Born in Amsterdam, he was 16 when he applied for the Marines and was accepted to the bootcamp in Doorn in July 1949. In the summer of 1950, the Korean War started, and he applied as a volunteer in the van Heutz regiment. When he was wounded, he was transported to a Japanese hospital in Tokyo. There he saw Judo for the first time when he visited the Kodokan in March 1951.
Martial arts career
In 1957, he was invited to train at a police dojo in Berlin, Germany and at a private judo club. In January 1958 he arrived in Halifax, Nova Scotia, Canada. He started his career as a professional judo teacher at Dalhousie University.
In April 1959, Dreager invited him to the police dojo and to train under Takaji Shimizu and Ichitaro Kuroda in jōdō, kendo, and iaijutsu. Bluming did an examination for Kuroda in iaijutsu and got his third dan from the JKF.
In May 1960, he defeated Akio Kaminaga with a strangulation hold. During the Olympic training summer of 1960, he threw Isao Inokuma, his friend and training partner with an uchi mata makikomi. He also received his 4th dan from Kodokan.
In 1961, Bluming was invited to make a gonin gake (a match against 5 third dans) instead of Inokuma. Draeger said to him, "Do it, that’s good for your name."
Back to the Netherlands
Bluming received a letter from the Netherlands in which Opa Schutte asked him to come back and teach at the old dojo and the Amateurs Association for a year on contract. Bluming, who by then had a reputation in Japan and was unbeaten in Judo and Karate, went back to teach his old friends, make some new ones, and participate in the 1961 World Judo Championships in Paris in December. It went very differently than planned.
Bluming became coach of the Dutch Amateur Judo Association. He made his name throughout the Netherlands and Europe solely because of his fight against the Judo Union of Anton Geesink, who told tales to the press about Bluming but refused several times to meet Bluming on the tatami.
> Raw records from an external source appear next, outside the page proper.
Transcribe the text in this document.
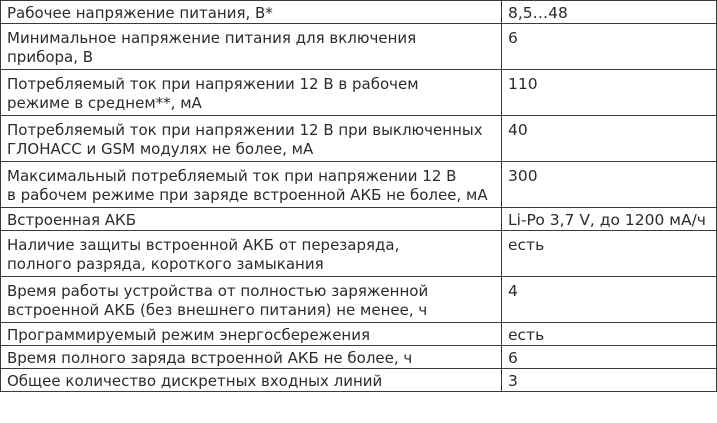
Рабочее напряжение питания, В*	8,5…48
Минимальное напряжение питания для включения
прибора, В	6
Потребляемый ток при напряжении 12 В в рабочем
режиме в среднем**, мА	110
Потребляемый ток при напряжении 12 В при выключенных
ГЛОНАСС и GSM модулях не более, мА	40
Максимальный потребляемый ток при напряжении 12 В
в рабочем режиме при заряде встроенной АКБ не более, мА	300
Встроенная АКБ	Li-Po 3,7 V, до 1200 мА/ч
Наличие защиты встроенной АКБ от перезаряда,
полного разряда, короткого замыкания	есть
Время работы устройства от полностью заряженной
встроенной АКБ (без внешнего питания) не менее, ч	4
Программируемый режим энергосбережения	есть
Время полного заряда встроенной АКБ не более, ч	6
Общее количество дискретных входных линий	3
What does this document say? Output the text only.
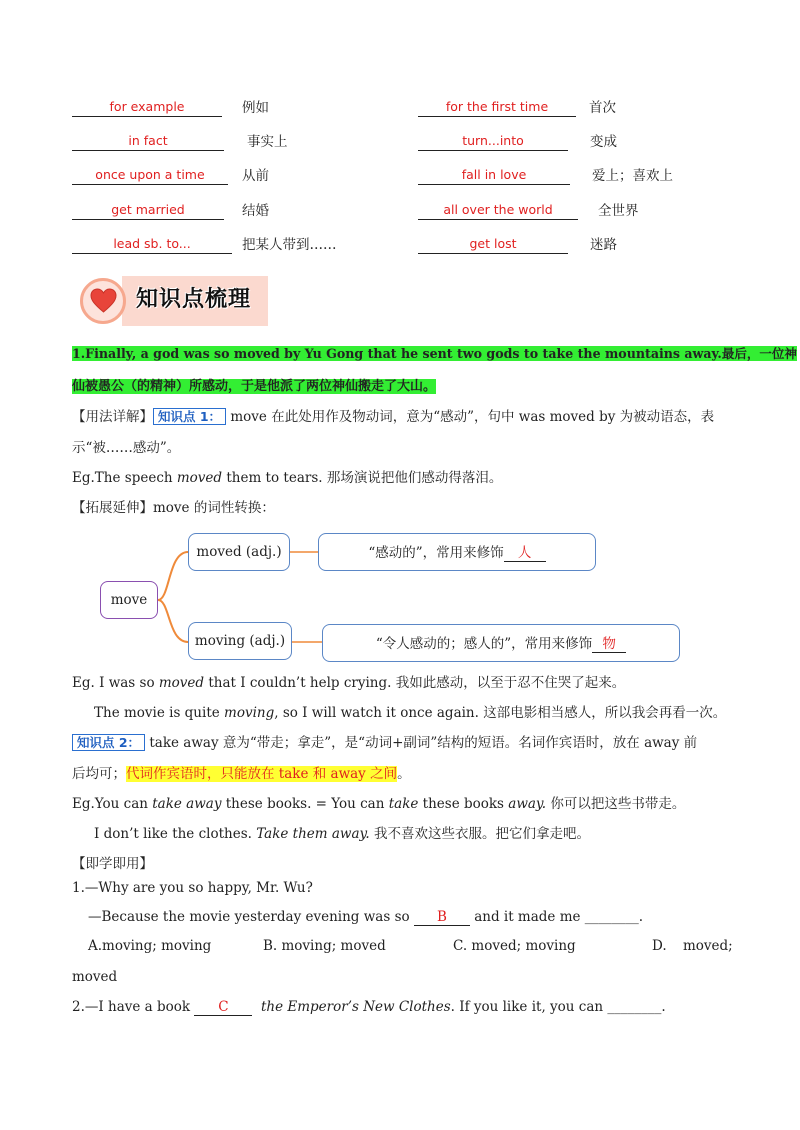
for example	例如	for the first time	首次
in fact	事实上	turn...into	变成
once upon a time	从前	fall in love	爱上；喜欢上
get married	结婚	all over the world	全世界
lead sb. to...	把某人带到……	get lost	迷路
知识点梳理
1.Finally, a god was so moved by Yu Gong that he sent two gods to take the mountains away.最后，一位神
仙被愚公（的精神）所感动，于是他派了两位神仙搬走了大山。
【用法详解】 知识点 1： move 在此处用作及物动词，意为“感动”，句中 was moved by 为被动语态，表
示“被……感动”。
Eg.The speech moved them to tears. 那场演说把他们感动得落泪。
【拓展延伸】move 的词性转换：
move
moved (adj.)
moving (adj.)
“感动的”，常用来修饰 人
“令人感动的；感人的”，常用来修饰 物
Eg. I was so moved that I couldn’t help crying. 我如此感动，以至于忍不住哭了起来。
The movie is quite moving, so I will watch it once again. 这部电影相当感人，所以我会再看一次。
知识点 2： take away 意为“带走；拿走”，是“动词+副词”结构的短语。名词作宾语时，放在 away 前
后均可；代词作宾语时，只能放在 take 和 away 之间。
Eg.You can take away these books. = You can take these books away. 你可以把这些书带走。
I don’t like the clothes. Take them away. 我不喜欢这些衣服。把它们拿走吧。
【即学即用】
1.—Why are you so happy, Mr. Wu?
—Because the movie yesterday evening was so B and it made me ________.
A.moving; moving	B. moving; moved	C. moved; moving	D. moved;
moved
2.—I have a book C the Emperor’s New Clothes. If you like it, you can ________.
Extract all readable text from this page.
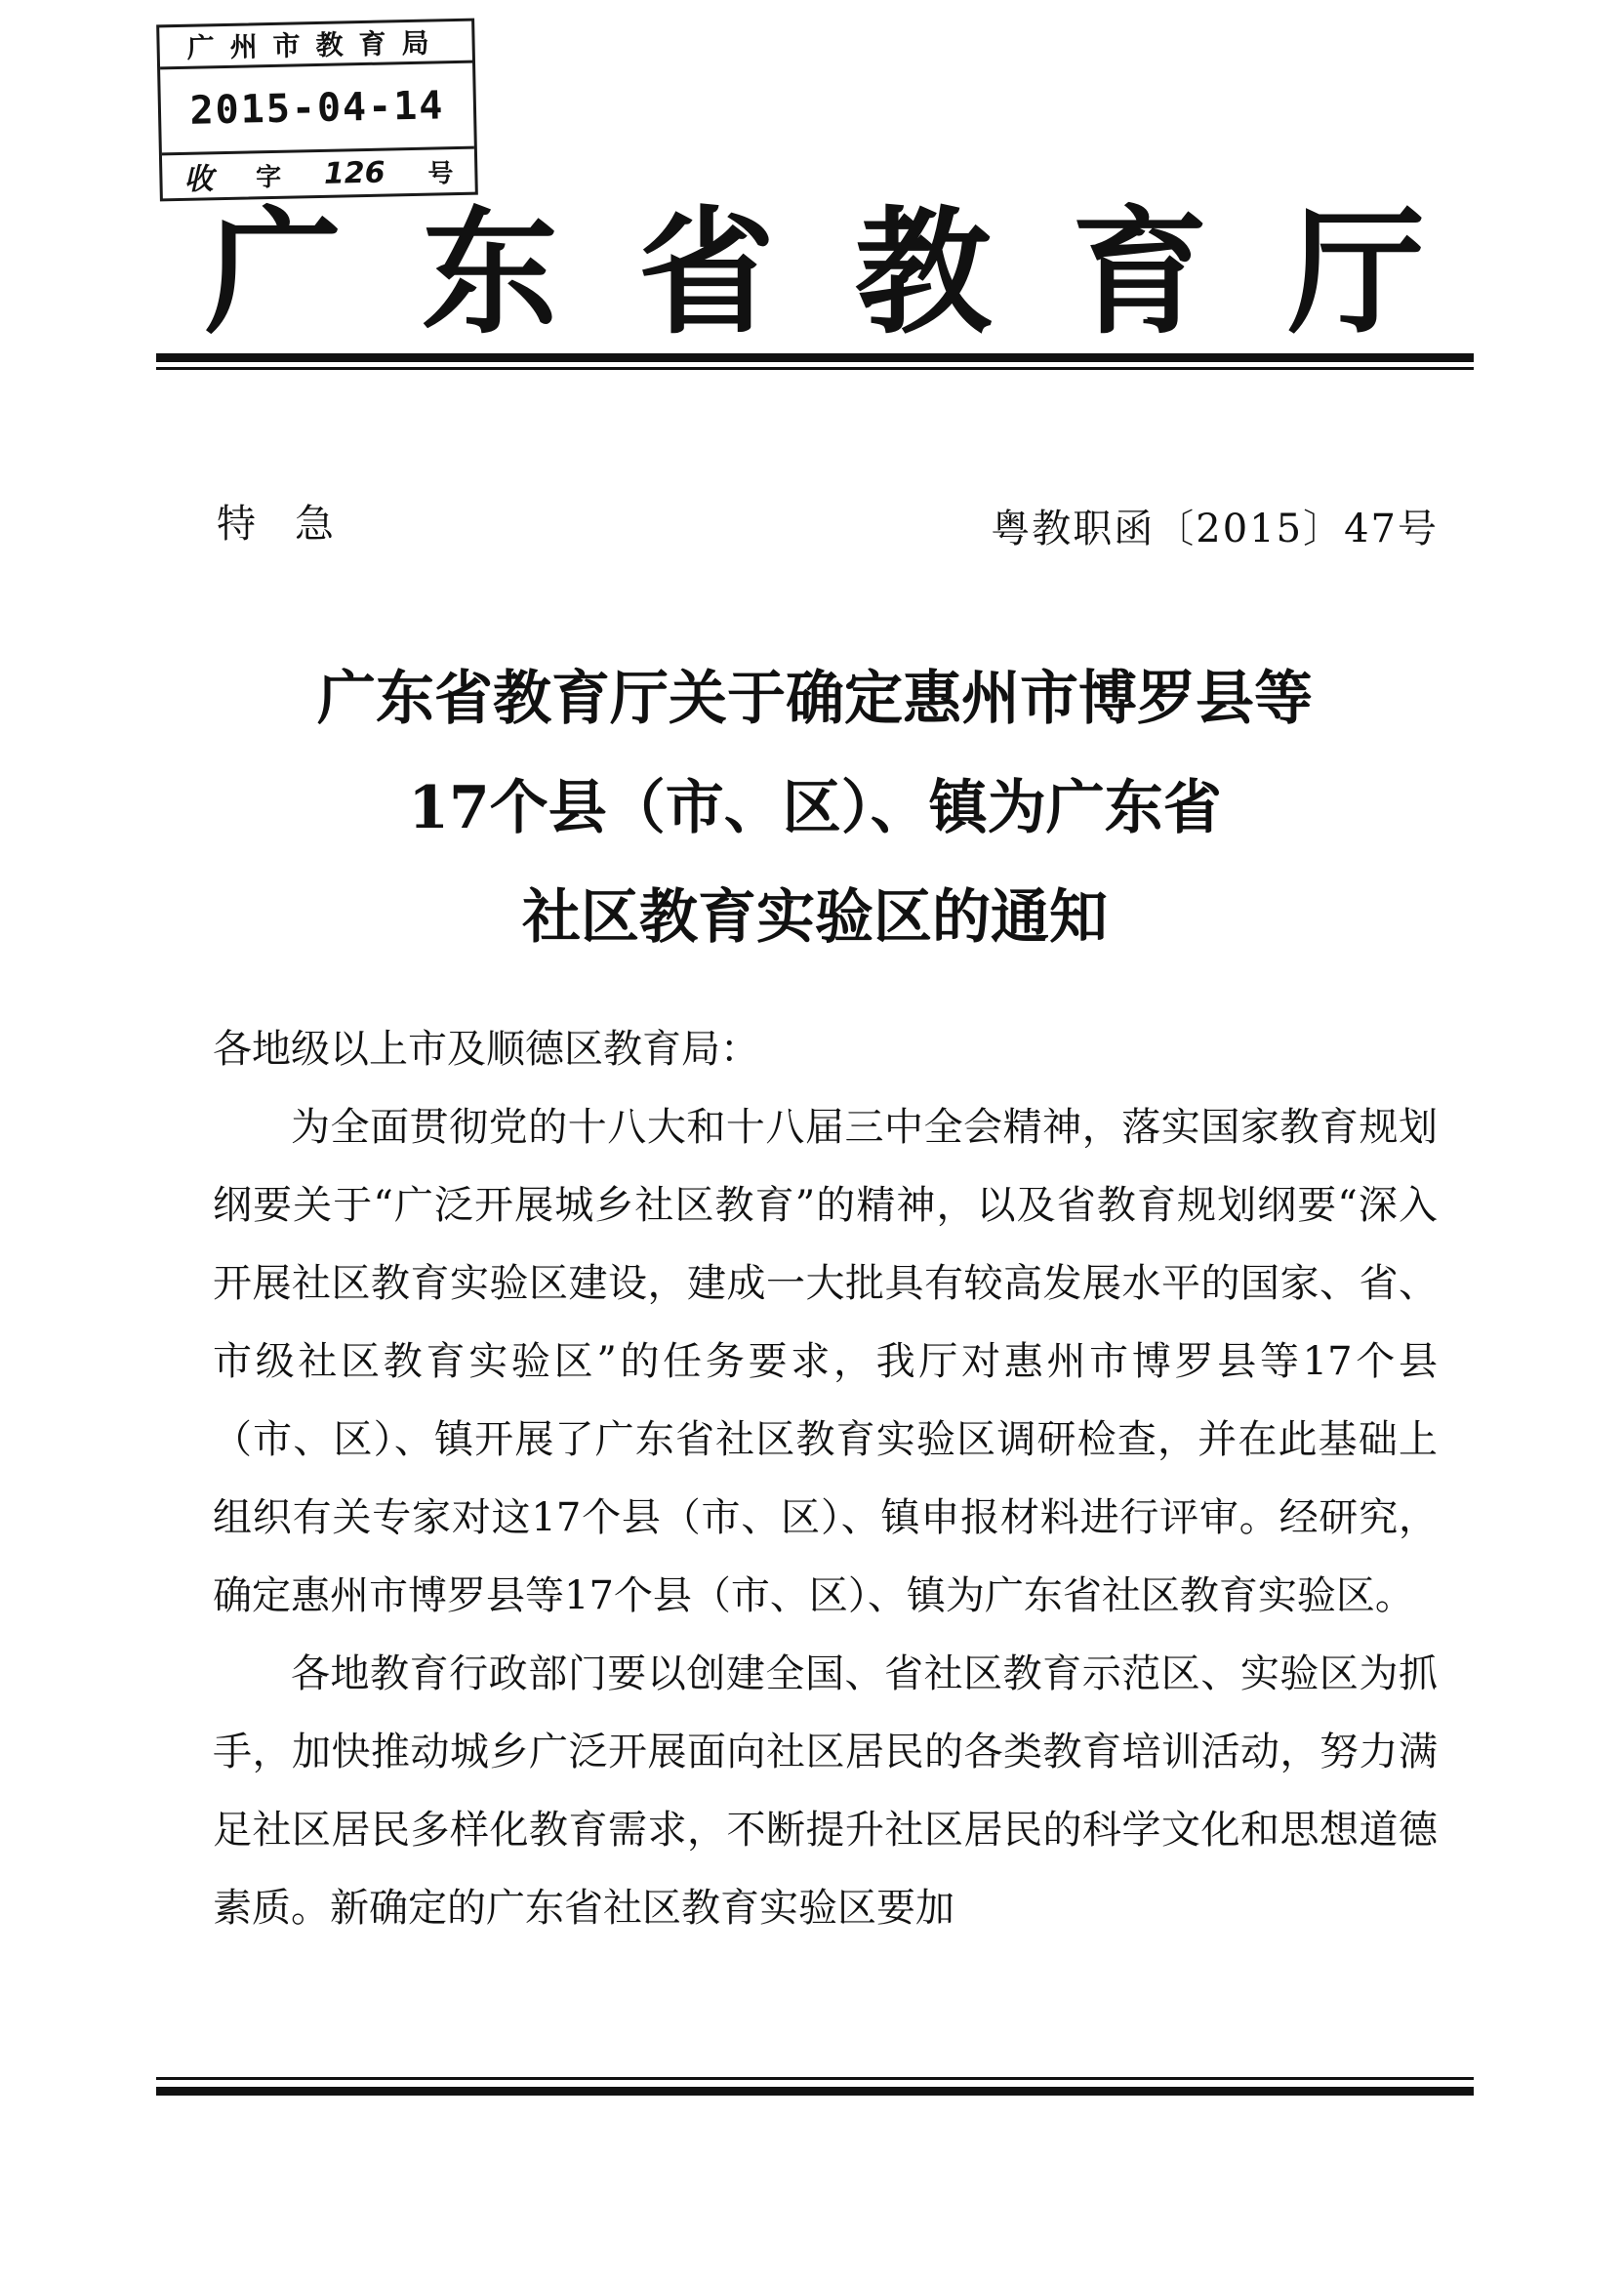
广州市教育局
2015-04-14
收 字 126 号
广 东 省 教 育 厅
特急	粤教职函〔2015〕47号
广东省教育厅关于确定惠州市博罗县等
17个县（市、区）、镇为广东省
社区教育实验区的通知

各地级以上市及顺德区教育局：

为全面贯彻党的十八大和十八届三中全会精神，落实国家教育规划纲要关于“广泛开展城乡社区教育”的精神，以及省教育规划纲要“深入开展社区教育实验区建设，建成一大批具有较高发展水平的国家、省、市级社区教育实验区”的任务要求，我厅对惠州市博罗县等17个县（市、区）、镇开展了广东省社区教育实验区调研检查，并在此基础上组织有关专家对这17个县（市、区）、镇申报材料进行评审。经研究，确定惠州市博罗县等17个县（市、区）、镇为广东省社区教育实验区。

各地教育行政部门要以创建全国、省社区教育示范区、实验区为抓手，加快推动城乡广泛开展面向社区居民的各类教育培训活动，努力满足社区居民多样化教育需求，不断提升社区居民的科学文化和思想道德素质。新确定的广东省社区教育实验区要加
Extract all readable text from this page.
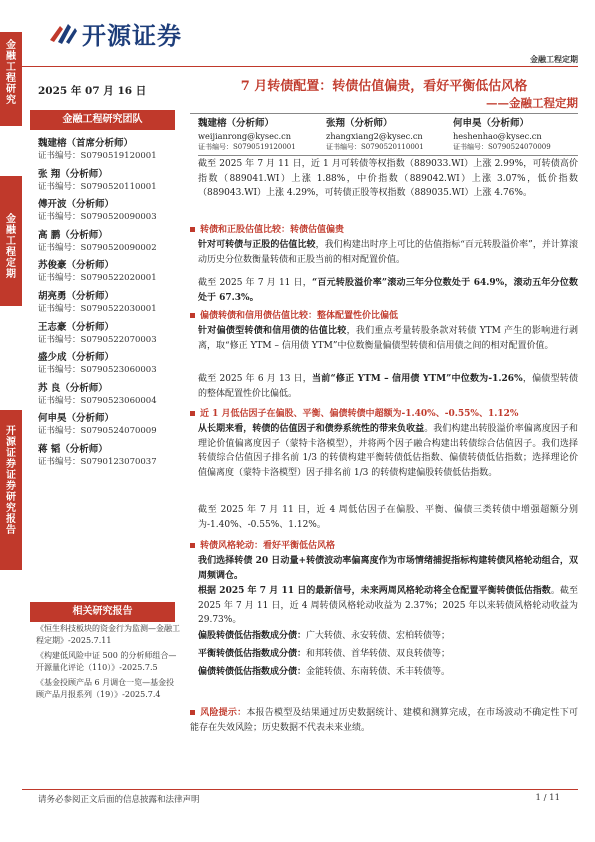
金融工程研究
金融工程定期
开源证券 证券研究报告
开源证券
金融工程定期
2025 年 07 月 16 日
金融工程研究团队
魏建榕（首席分析师）
证书编号：S0790519120001
张 翔（分析师）
证书编号：S0790520110001
傅开波（分析师）
证书编号：S0790520090003
高 鹏（分析师）
证书编号：S0790520090002
苏俊豪（分析师）
证书编号：S0790522020001
胡亮勇（分析师）
证书编号：S0790522030001
王志豪（分析师）
证书编号：S0790522070003
盛少成（分析师）
证书编号：S0790523060003
苏 良（分析师）
证书编号：S0790523060004
何申昊（分析师）
证书编号：S0790524070009
蒋 韬（分析师）
证书编号：S0790123070037
相关研究报告
《恒生科技板块的资金行为监测—金融工程定期》-2025.7.11
《构建低风险中证 500 的分析师组合—开源量化评论（110）》-2025.7.5
《基金投顾产品 6 月调仓一览—基金投顾产品月报系列（19）》-2025.7.4
7 月转债配置：转债估值偏贵，看好平衡低估风格
——金融工程定期
魏建榕（分析师）
weijianrong@kysec.cn
证书编号：S0790519120001
张翔（分析师）
zhangxiang2@kysec.cn
证书编号：S0790520110001
何申昊（分析师）
heshenhao@kysec.cn
证书编号：S0790524070009
截至 2025 年 7 月 11 日，近 1 月可转债等权指数（889033.WI）上涨 2.99%，可转债高价指数（889041.WI）上涨 1.88%，中价指数（889042.WI）上涨 3.07%，低价指数（889043.WI）上涨 4.29%，可转债正股等权指数（889035.WI）上涨 4.76%。
转债和正股估值比较：转债估值偏贵
针对可转债与正股的估值比较，我们构建出时序上可比的估值指标“百元转股溢价率”，并计算滚动历史分位数衡量转债和正股当前的相对配置价值。
截至 2025 年 7 月 11 日，“百元转股溢价率”滚动三年分位数处于 64.9%，滚动五年分位数处于 67.3%。
偏债转债和信用债估值比较：整体配置性价比偏低
针对偏债型转债和信用债的估值比较，我们重点考量转股条款对转债 YTM 产生的影响进行剥离，取“修正 YTM – 信用债 YTM”中位数衡量偏债型转债和信用债之间的相对配置价值。
截至 2025 年 6 月 13 日，当前“修正 YTM – 信用债 YTM”中位数为-1.26%，偏债型转债的整体配置性价比偏低。
近 1 月低估因子在偏股、平衡、偏债转债中超额为-1.40%、-0.55%、1.12%
从长期来看，转债的估值因子和债券系统性的带来负收益。我们构建出转股溢价率偏离度因子和理论价值偏离度因子（蒙特卡洛模型），并将两个因子融合构建出转债综合估值因子。我们选择转债综合估值因子排名前 1/3 的转债构建平衡转债低估指数、偏债转债低估指数；选择理论价值偏离度（蒙特卡洛模型）因子排名前 1/3 的转债构建偏股转债低估指数。
截至 2025 年 7 月 11 日，近 4 周低估因子在偏股、平衡、偏债三类转债中增强超额分别为-1.40%、-0.55%、1.12%。
转债风格轮动：看好平衡低估风格
我们选择转债 20 日动量+转债波动率偏离度作为市场情绪捕捉指标构建转债风格轮动组合，双周频调仓。
根据 2025 年 7 月 11 日的最新信号，未来两周风格轮动将全仓配置平衡转债低估指数。截至 2025 年 7 月 11 日，近 4 周转债风格轮动收益为 2.37%；2025 年以来转债风格轮动收益为 29.73%。
偏股转债低估指数成分债：广大转债、永安转债、宏柏转债等；
平衡转债低估指数成分债：和邦转债、首华转债、双良转债等；
偏债转债低估指数成分债：金能转债、东南转债、禾丰转债等。
风险提示：本报告模型及结果通过历史数据统计、建模和测算完成，在市场波动不确定性下可能存在失效风险；历史数据不代表未来业绩。
请务必参阅正文后面的信息披露和法律声明	1 / 11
Bluming, under false accusations, was not allowed to participate in the Paris competitions. The press was amazed, especially when Bluming was introduced to the black belts of the NAJA as the new coach in the first week of December 1961 in Bloemendaal. He made a match against all comers, some 80 judoka from 1st dan to 4th dan, and threw them all within about four seconds in full view of the press.
Reporters wrote the next day that the Netherlands would be first and second in Paris and that Bluming must be allowed to fight. This did not help, and Bluming watched the victory of Anton Geesink in Paris. It made him so miserable that he stopped competing and focused only on teaching instead.
In his career as a teacher he has coached several champions, such as:
- Chris Dolman (four-time world champion),
- Willem Ruska (double Olympic champion in 1972)
- Ottie Roethof (world champion in soft style karate and the team world champion, three times world champ judo),
- Semmy Schilt (at the top in K-1 and free fight winner three times in the daido juku and three time King of Pancrase),
- Robert Kool (1964 New York Cosmopolitan heavy weight champion)
- The students of his students like Jan Plas (who fought well against Ernesto Hoost and Peter Aerts), Peter Adelaar and Jan Kallenbach.
Bluming traveled throughout Europe and founded the European Kyokushin kai kan. The first karate union in Europe was founded by Bluming in January 1962. The first-ever karate championships were held in the Krasnapolsky Hotel Amsterdam in 1965. The first international match was held against the team of Steve Arneil (a student of Oyama and Bluming in 1967) and was won by the Budōkai dojo.